(1) Either or both of these must be true:
(a) when the * realisation event mentioned in subsection 727 - 700(1) happens, some or all of the services mentioned in paragraph 727 - 700(2)(a) or (b) have not yet been provided; or
(b) some or all of those services have been provided in the income year (of the * losing entity) in which the realisation event happens, or in the previous income year.
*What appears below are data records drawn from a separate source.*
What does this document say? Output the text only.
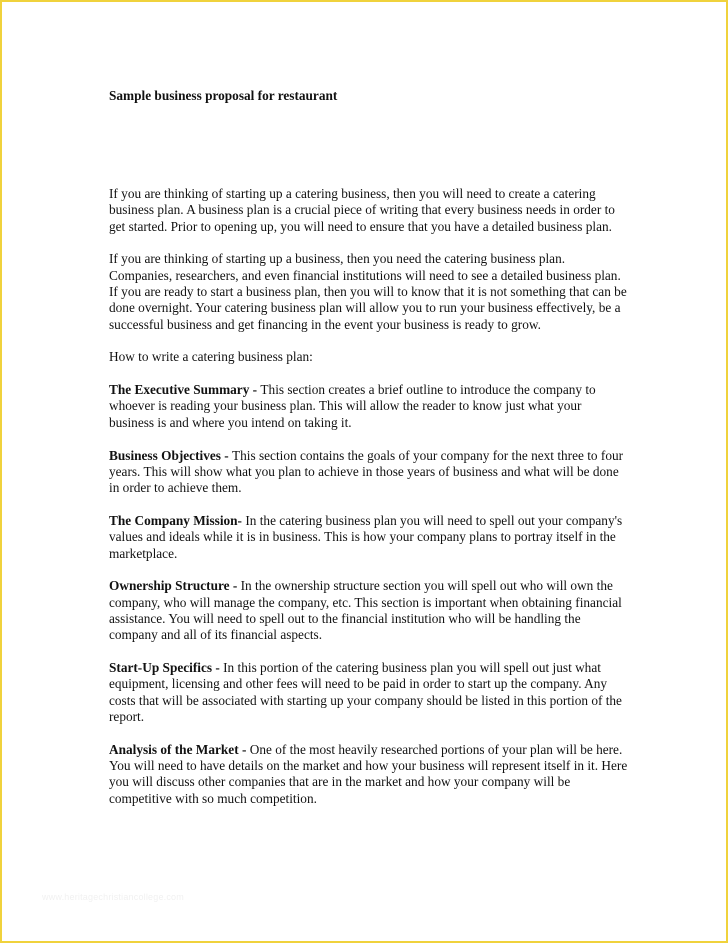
Sample business proposal for restaurant

If you are thinking of starting up a catering business, then you will need to create a catering business plan. A business plan is a crucial piece of writing that every business needs in order to get started. Prior to opening up, you will need to ensure that you have a detailed business plan.

If you are thinking of starting up a business, then you need the catering business plan. Companies, researchers, and even financial institutions will need to see a detailed business plan. If you are ready to start a business plan, then you will to know that it is not something that can be done overnight. Your catering business plan will allow you to run your business effectively, be a successful business and get financing in the event your business is ready to grow.

How to write a catering business plan:

The Executive Summary - This section creates a brief outline to introduce the company to whoever is reading your business plan. This will allow the reader to know just what your business is and where you intend on taking it.

Business Objectives - This section contains the goals of your company for the next three to four years. This will show what you plan to achieve in those years of business and what will be done in order to achieve them.

The Company Mission- In the catering business plan you will need to spell out your company's values and ideals while it is in business. This is how your company plans to portray itself in the marketplace.

Ownership Structure - In the ownership structure section you will spell out who will own the company, who will manage the company, etc. This section is important when obtaining financial assistance. You will need to spell out to the financial institution who will be handling the company and all of its financial aspects.

Start-Up Specifics - In this portion of the catering business plan you will spell out just what equipment, licensing and other fees will need to be paid in order to start up the company. Any costs that will be associated with starting up your company should be listed in this portion of the report.

Analysis of the Market - One of the most heavily researched portions of your plan will be here. You will need to have details on the market and how your business will represent itself in it. Here you will discuss other companies that are in the market and how your company will be competitive with so much competition.

www.heritagechristiancollege.com
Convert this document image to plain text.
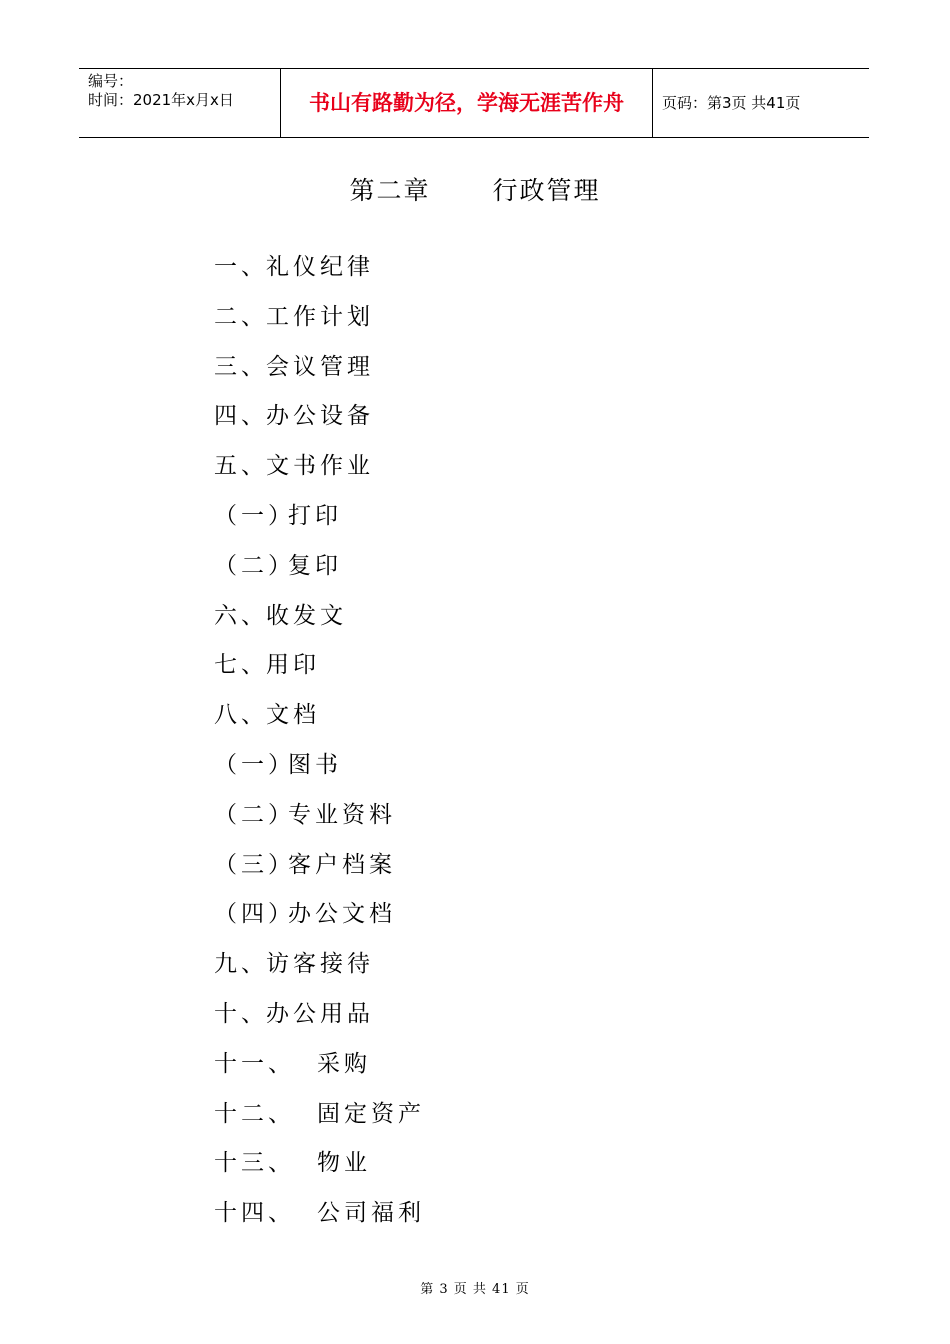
编号：
时间：2021年x月x日	书山有路勤为径，学海无涯苦作舟	页码：第3页 共41页
第二章 行政管理
一、礼仪纪律
二、工作计划
三、会议管理
四、办公设备
五、文书作业
（一）打印
（二）复印
六、收发文
七、用印
八、文档
（一）图书
（二）专业资料
（三）客户档案
（四）办公文档
九、访客接待
十、办公用品
十一、 采购
十二、 固定资产
十三、 物业
十四、 公司福利
第 3 页 共 41 页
(2) It must be reasonable to conclude that the total (the total market value ) of the * market values, immediately before the * realisation event, of * primary interests in the * losing entity then owned by * affected owners is less than it would have been if none of the following had happened:
(a) the * 95% services indirect value shift; and
(b) all other * predominantly - services indirect value shifts that satisfy subsection (1) (or that would satisfy it if they were * 95% services indirect value shifts).
(3) It must also be reasonable to conclude that the total * market value is less than it would have been by at least:
(a) $100,000, if the total of the * adjustable values, immediately before the * realisation event, of the * primary interests referred to in subsection (2) is less than or equal to $2,000,000; or
(b) 5% of the total of those * adjustable values, if that total is greater than $2,000,000 and less than or equal to $10,000,000; or
(c) $500,000, if that total is greater than $10,000,000.
(4) For the purposes of subsections (2) and (3), disregard an * indirect value shift referred to in paragraph (2)(a) or (b) if services are provided directly by the * losing entity to the * gaining entity under the * scheme before the income year (of the losing entity) before the one in which the * realisation event happened.